Один за другим, не глядя на недавних союзников, так и не ставших соратниками, выходили черниговские гридни вслед за боярином из каморы, стукотали по полу перехода копыта их коней. Лишь один, темно-русый с гладко выбритым подбородком, по-прежнему сидел, где сел, на мохнатом чепраке-медведне.

– Эй, а ты чего? – окликнул земляка предпоследний черниговец, чернобородый, не иначе половецких кровей – медный загар скул, степная гортанная медь в голосе.

– Идите-идите, – зыркнул из-под пшеничной брови синий глаз.

– Не слышал, что боярин сказал? – насупился чернобородый.

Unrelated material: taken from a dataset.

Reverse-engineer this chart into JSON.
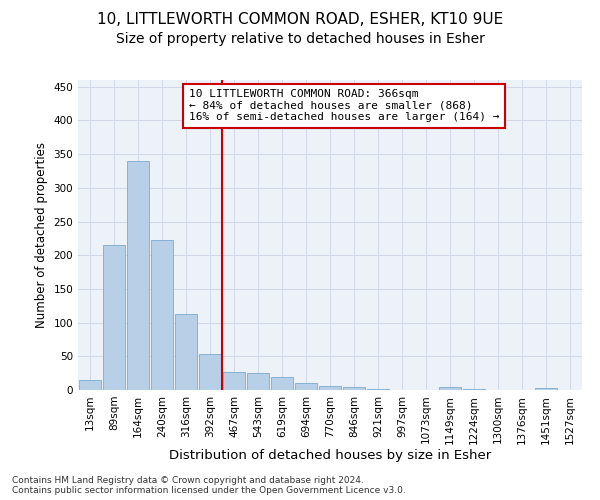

– Я тому боярину не холоп. А присягу давал в бой за ним ходить. От бою за ним бегать – той присяги не помню.

Чернобородый зло плюнул, выбежал. За стеной осекся перестук копыт, поднялся недобрый гомон, перекрытый сильным голосом боярина: «Пусть… Бог судья…»

Гридень, спрашивавший воеводу, за что тот их срамит, и мало не первым вслед за ним рванувший с шеи гайтан, шагнул вперед.

– С нами, что ль, идешь?

Черниговец, не поворачивая головы, глянул искоса:

– Догада…

Гридень нахмурился:

– Крест сымай.

Черниговец враз шевельнул правым плечом и правым углом губ под золотистыми усами:

– Не могу.

– Сымай-сымай, – с грозной лаской подбодрил гридень. – А то иди, своих догоняй.